MUNCULNYA TATANAN HUKUM
Tatanan hukum merupakan gejala sejarah yang jauh lebih langka daripada
hukum birokrasi. Bahkan, ada kemungkinan tidak ditemukan satupun contohnya
diluar Negara liberal barat moderen. Peradaban lain yang tampaknya memiliki
sistem hukum, setelah ditelaah lebih cermat, ternyata tidak punya. Ada dua
kondisi sejarah yang memunculkan rule of
law.
Kondisi pertama menjabarkan pengalaman
dan pandangan relasi kelompok. Agar tatanan hukum dapat berkembang, tidak boleh
ada satu kelompokpun yang memegang posisi dominan secara permanen atau
dipercaya memiliki hak inheren untuk memerintah. Hubungan antarkelompok seperti
itu disebut masyarakat liberal, atau dalam bahasa ilmu politik Amerika
kontemporer yang lebih jelas, pluralisme kelompok kepentingan. Kondisi kedua
yang melatarbelakangi sejarah system hukum adalah kepercayaan pada hukum
universal yang lebih tinggi, atau hukum tuhan sebagai standar untuk menilai dan
meninjau hukum positif Negara.
KASUS
CINA SEBUAH ANALISIS KOMPARATIF
Hipotesis
Kerangka yang baru saya gambarkan
menunjukkan awal jawaban bagi pertanyaan tentang mengapa tatanan hukum
berkembang di eropa moderen lebih tepatnya, di Eropa moderen saja sampai dibawa
dari sana ke bagian dunia yang lai. Kita sudah melihat bahwa tatanan normative
jenis baru ini dibungkus dengan sebuah pemahaman khas dan koheren tentang dunia
dan pengaturan relasi sosial. Ada dua aspek yang tersembunyi dalam situasi
sejarah ini, yaitu runtuhnya relasi hirarki stabil diantara status-status
sosial dan pandangan terhadap alam dan masyarakat sebagai karya tangan tuhan
yang sudah menjadi terpisah atau tersembunyi darinya.
Dengan demikian, upaya untuk menemukan
landasan-landasan sejarah tatanan hukum memaksa kita untuk memperjelas
pemikiran kita tentang aspek-aspek paling mendasar dalam masyarakat yang
didalamnya terbentuk of law rule. Dalam peradapan-peradapan
lain, kita menemukan perubahan-perubahan sosial yang berdampak pada pluralisme
kelompok tertentu atau penguatan pandangan akan dunia, sebuah pandangan yang
kerap diikuti dengan penafsiran kumpulan-kumpulan sistimatis hukum agama.
Namum, di manapun tidak pernah terjadi kedua unsure tersebut bergabung sempurna
dan menghasilkan rule of law moderen
dari interaksi tersebut.
Hipotesis awal ini bisa kita uji
sekaligus kita berbaiki jika kita menemukan peradaban yang mungkin masih asing
dengan ideal rule of law dan sudah
berpuas diri dengan hukum birokratis.
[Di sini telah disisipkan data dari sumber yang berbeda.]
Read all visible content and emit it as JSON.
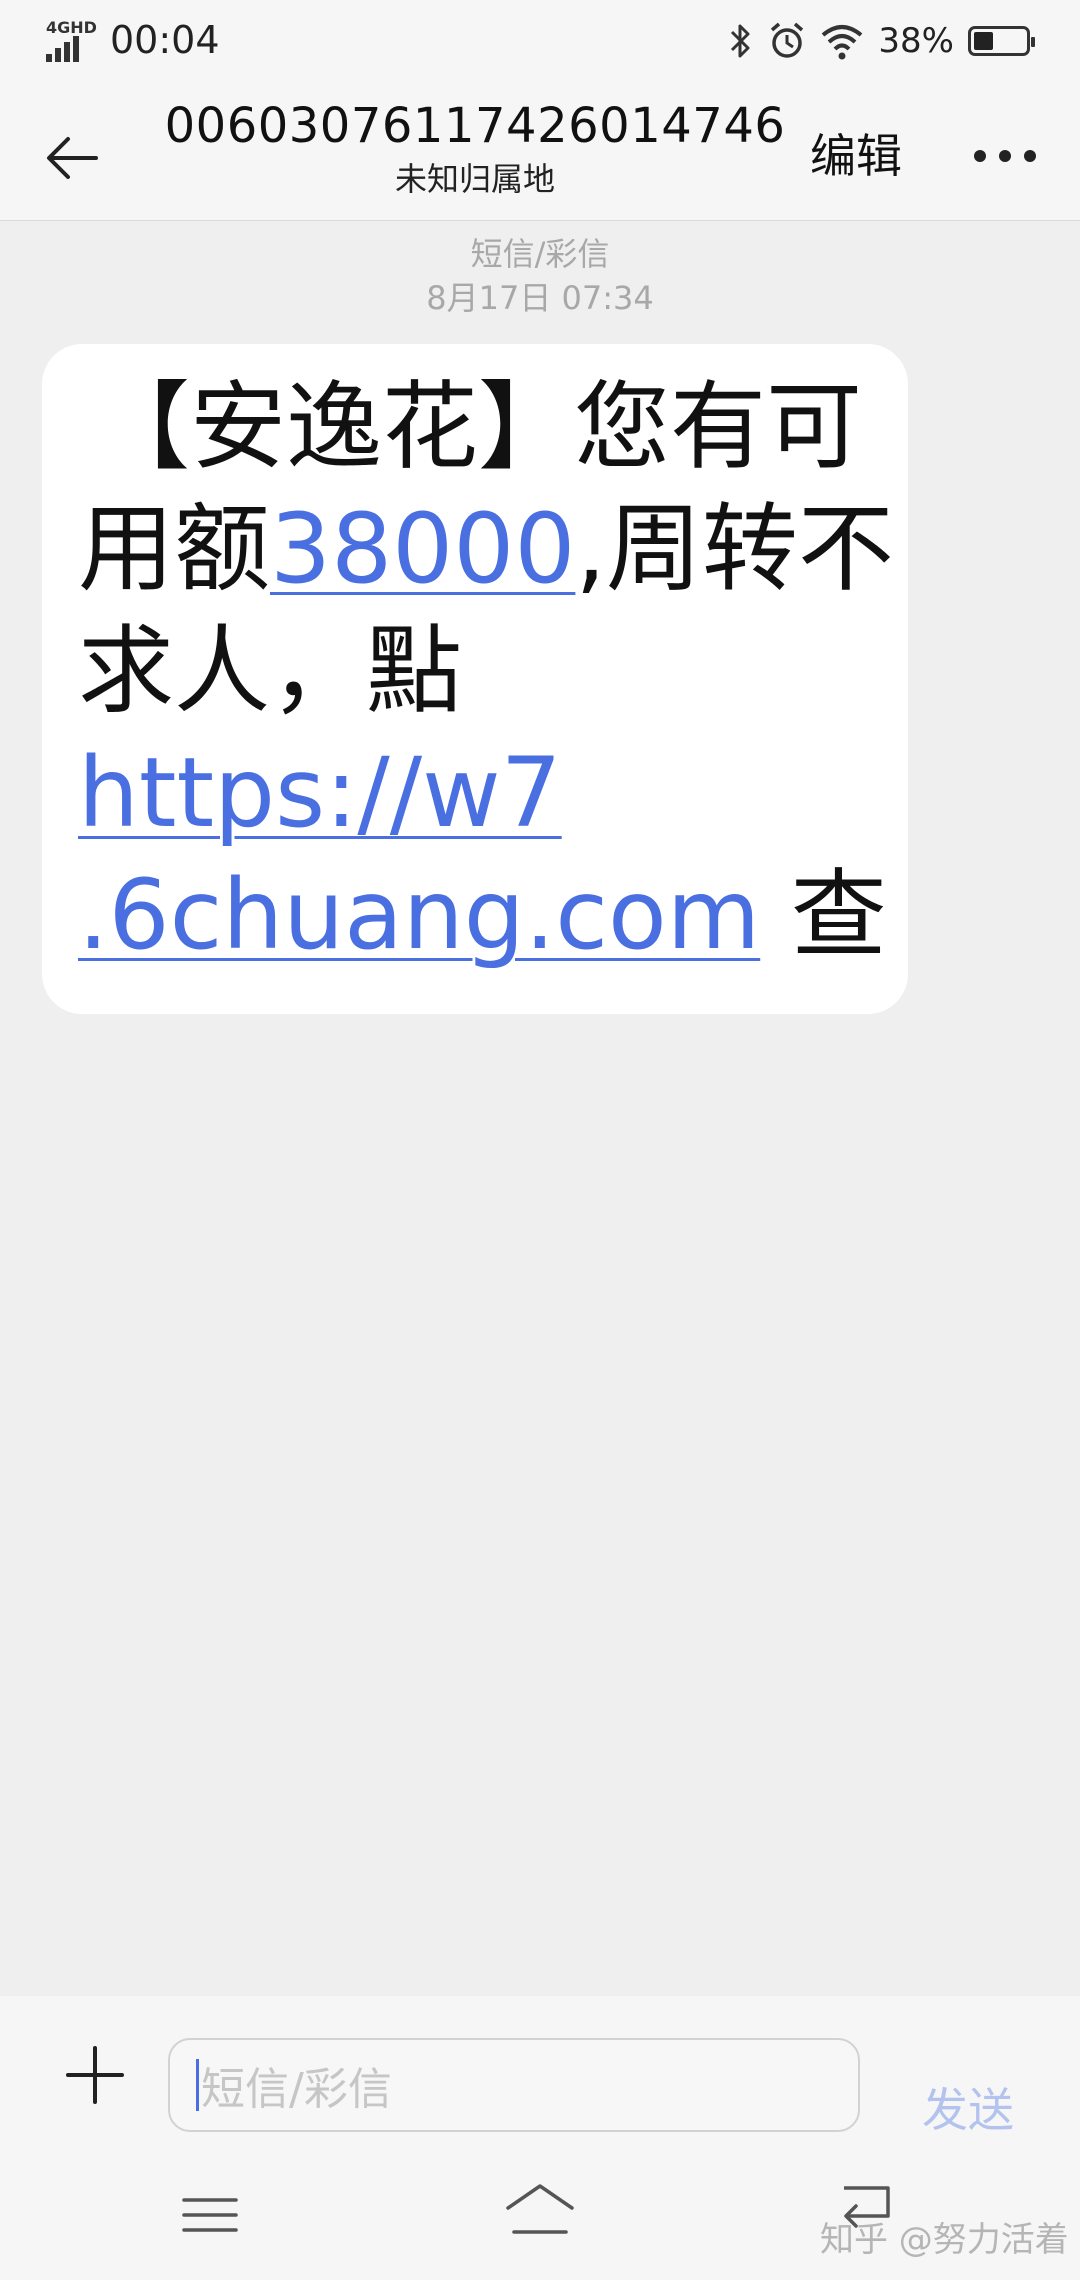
{
  "status_bar": {
    "network": "4GHD",
    "time": "00:04",
    "battery_percent": "38%",
    "battery_level": 0.38,
    "icons": [
      "signal-icon",
      "bluetooth-icon",
      "alarm-icon",
      "wifi-icon",
      "battery-icon"
    ]
  },
  "header": {
    "contact_number": "00603076117426014746",
    "contact_location": "未知归属地",
    "edit_label": "编辑",
    "back_icon": "back-arrow-icon",
    "more_icon": "more-icon"
  },
  "thread": {
    "message_type": "短信/彩信",
    "timestamp": "8月17日 07:34",
    "message": {
      "line1": "【安逸花】您有可",
      "line2_prefix": "用额",
      "amount": "38000",
      "line2_suffix": ",周转不",
      "line3": "求人，點",
      "link_line1": "https://w7",
      "link_line2": ".6chuang.com",
      "line5_suffix": " 查"
    }
  },
  "compose": {
    "add_icon": "plus-icon",
    "placeholder": "短信/彩信",
    "send_label": "发送"
  },
  "nav": {
    "menu_icon": "menu-icon",
    "home_icon": "home-icon",
    "back_icon": "nav-back-icon",
    "watermark": "知乎 @努力活着"
  },
  "colors": {
    "link": "#4a6fe0",
    "send_disabled": "#b3c3ee",
    "background": "#efefef",
    "bubble": "#ffffff"
  }
}
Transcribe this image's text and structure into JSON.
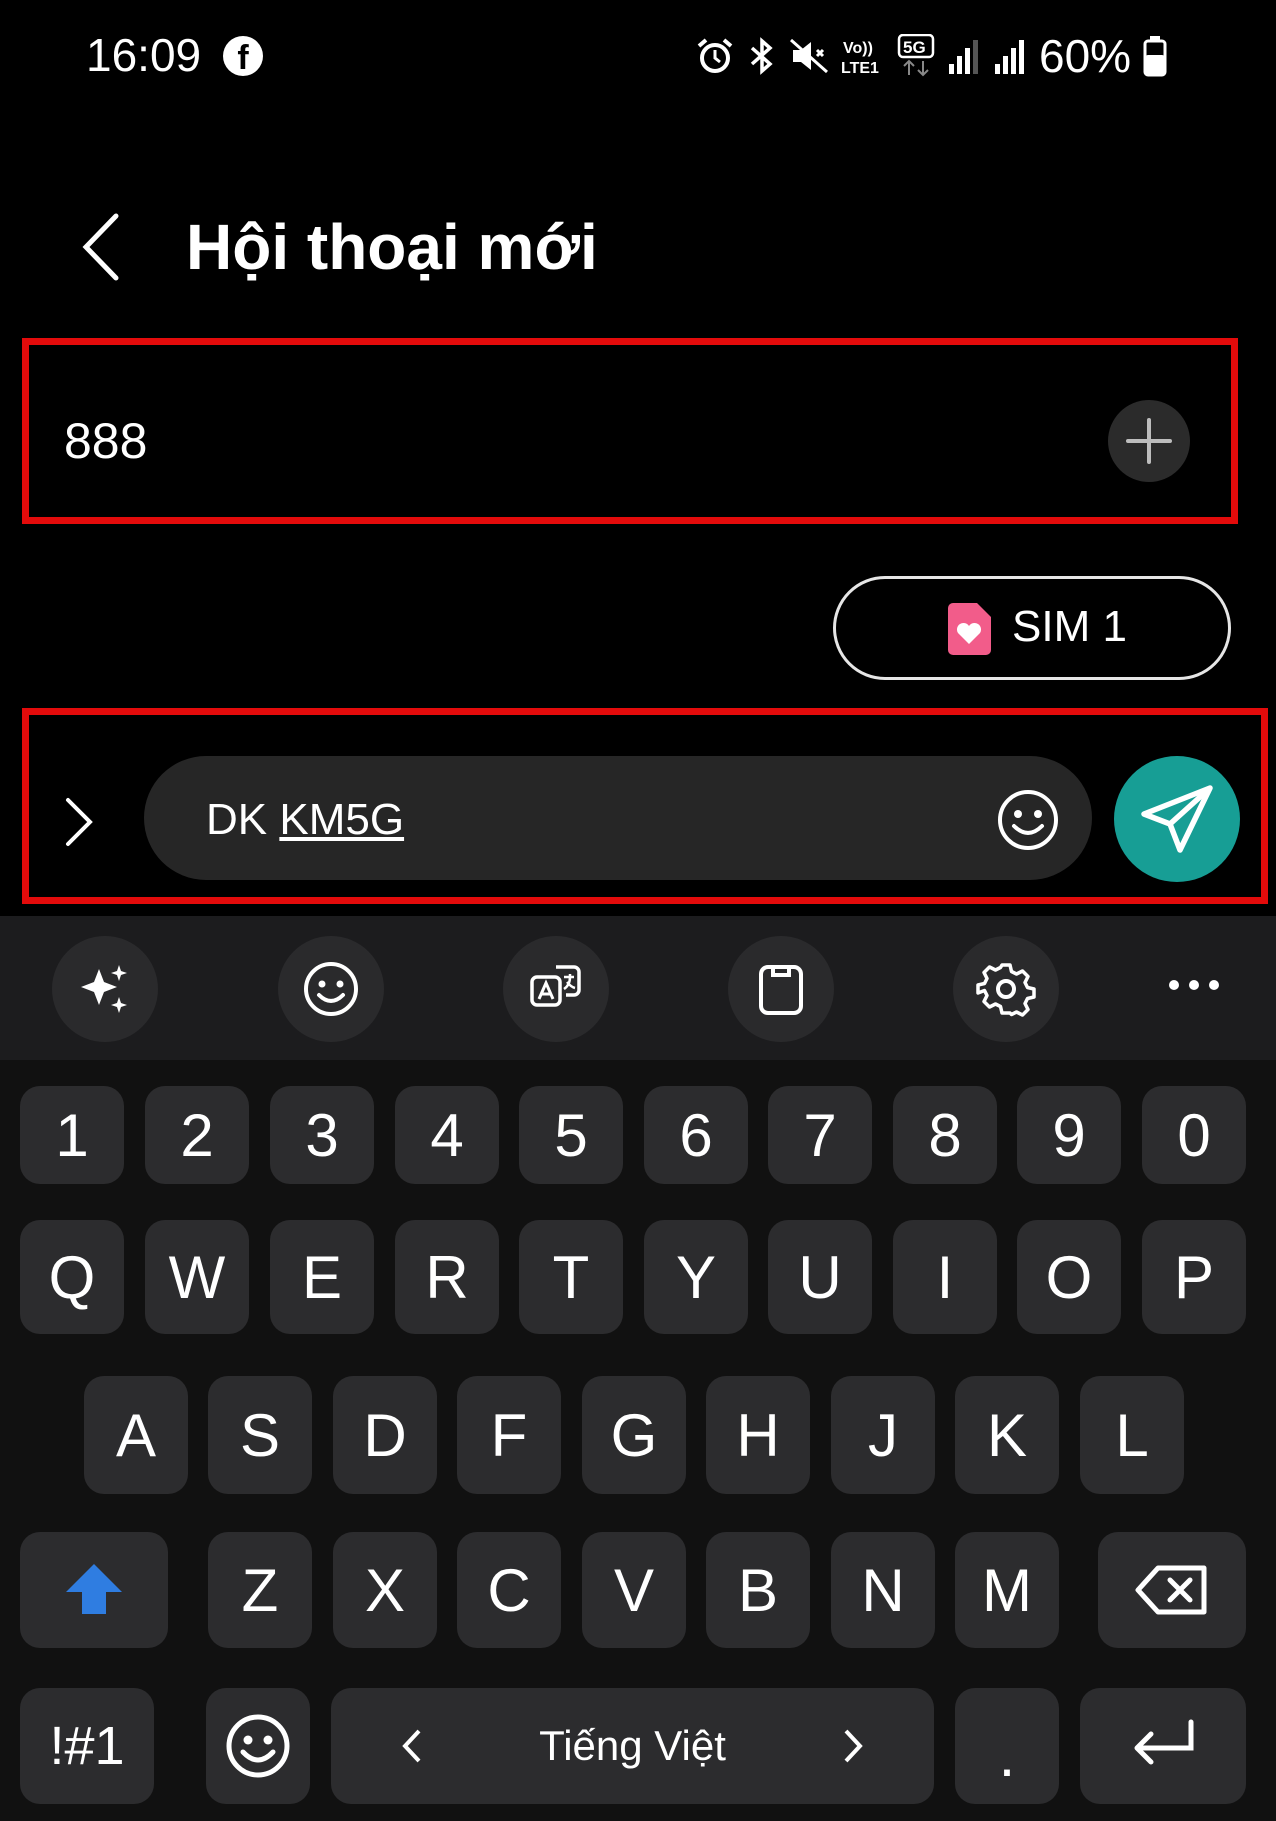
{
  "status_bar": {
    "time": "16:09",
    "battery": "60%"
  },
  "header": {
    "title": "Hội thoại mới"
  },
  "recipient": {
    "value": "888"
  },
  "sim": {
    "label": "SIM 1"
  },
  "composer": {
    "text_plain": "DK ",
    "text_underlined": "KM5G"
  },
  "keyboard": {
    "numbers": [
      "1",
      "2",
      "3",
      "4",
      "5",
      "6",
      "7",
      "8",
      "9",
      "0"
    ],
    "row1": [
      "Q",
      "W",
      "E",
      "R",
      "T",
      "Y",
      "U",
      "I",
      "O",
      "P"
    ],
    "row2": [
      "A",
      "S",
      "D",
      "F",
      "G",
      "H",
      "J",
      "K",
      "L"
    ],
    "row3": [
      "Z",
      "X",
      "C",
      "V",
      "B",
      "N",
      "M"
    ],
    "symbols_label": "!#1",
    "language_label": "Tiếng Việt",
    "period_label": "."
  },
  "colors": {
    "highlight": "#e30b0b",
    "send": "#179e95",
    "shift": "#2f7de1"
  }
}
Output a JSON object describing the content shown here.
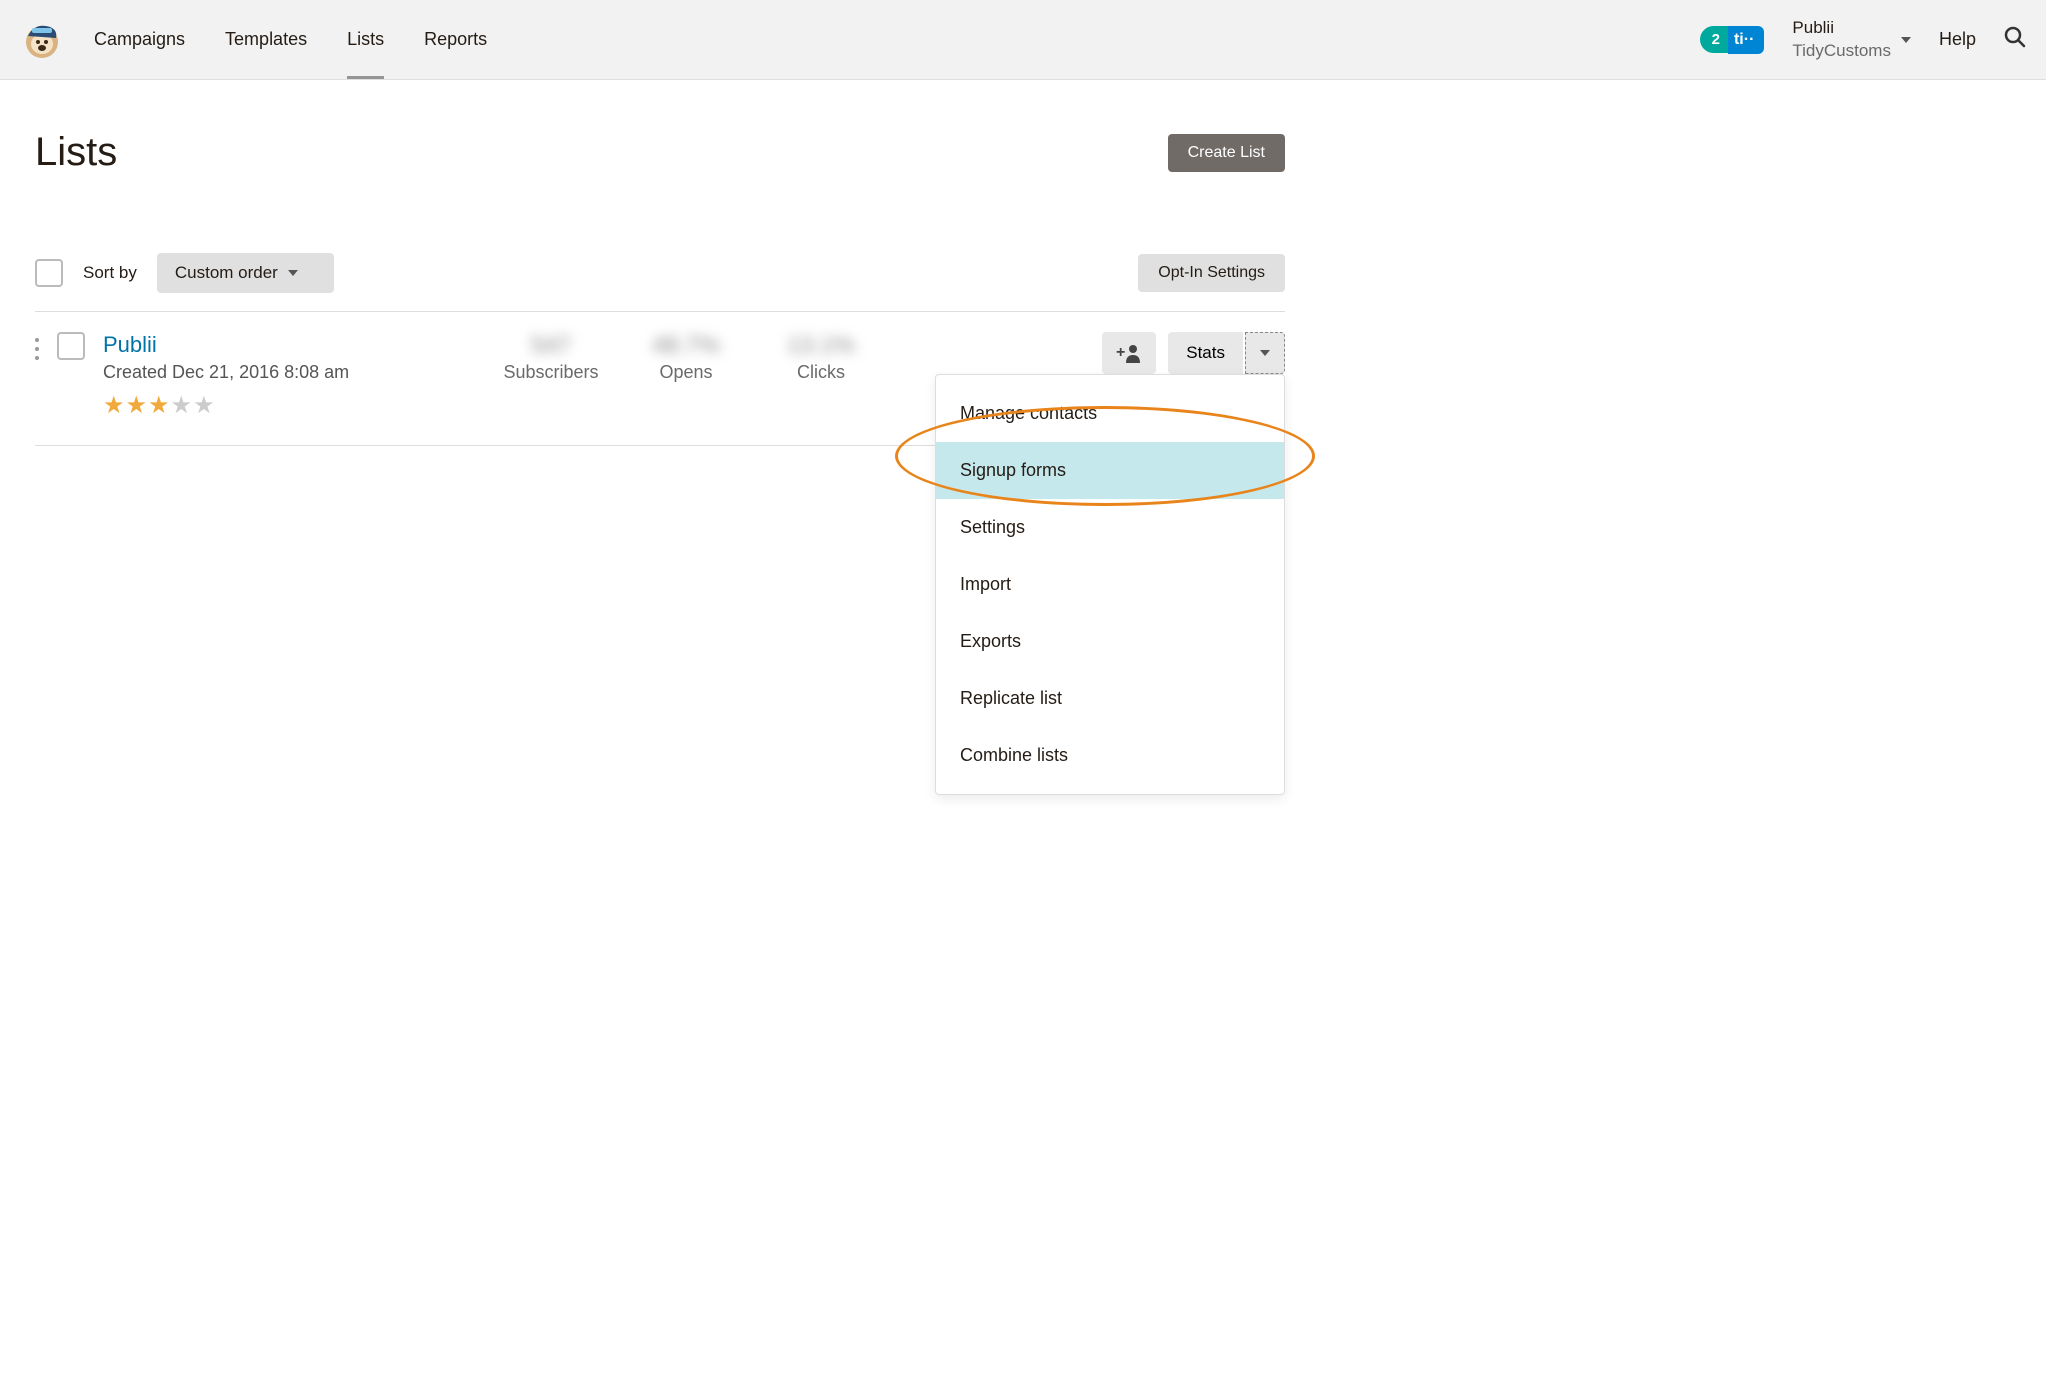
{
  "header": {
    "nav": {
      "campaigns": "Campaigns",
      "templates": "Templates",
      "lists": "Lists",
      "reports": "Reports"
    },
    "badge_count": "2",
    "badge_text": "ti··",
    "account_name": "Publii",
    "account_sub": "TidyCustoms",
    "help": "Help"
  },
  "page": {
    "title": "Lists",
    "create_button": "Create List"
  },
  "toolbar": {
    "sort_label": "Sort by",
    "sort_value": "Custom order",
    "optin_button": "Opt-In Settings"
  },
  "list": {
    "name": "Publii",
    "created": "Created Dec 21, 2016 8:08 am",
    "metrics": {
      "subscribers": {
        "value": "547",
        "label": "Subscribers"
      },
      "opens": {
        "value": "48.7%",
        "label": "Opens"
      },
      "clicks": {
        "value": "13.1%",
        "label": "Clicks"
      }
    },
    "stats_button": "Stats"
  },
  "dropdown": {
    "manage_contacts": "Manage contacts",
    "signup_forms": "Signup forms",
    "settings": "Settings",
    "import": "Import",
    "exports": "Exports",
    "replicate": "Replicate list",
    "combine": "Combine lists"
  }
}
Dalam masyarakat seperti itu kita boleh
berharap akan menemukan pemisahan antara Negara dan masyarakat serta
bentuk-bentuk awal disintegrasi komunitas. Faktor-faktor yang yang menjelaskan
perkembangan kumpulan-kumpulan hukum public dan hukum positif. Tetapi, kita
tidak mungkin mengharapkan aka nada jenis-jenis tatanan social dan kepercayaan
yang terkait dengan Negara liberal dan agama transenden.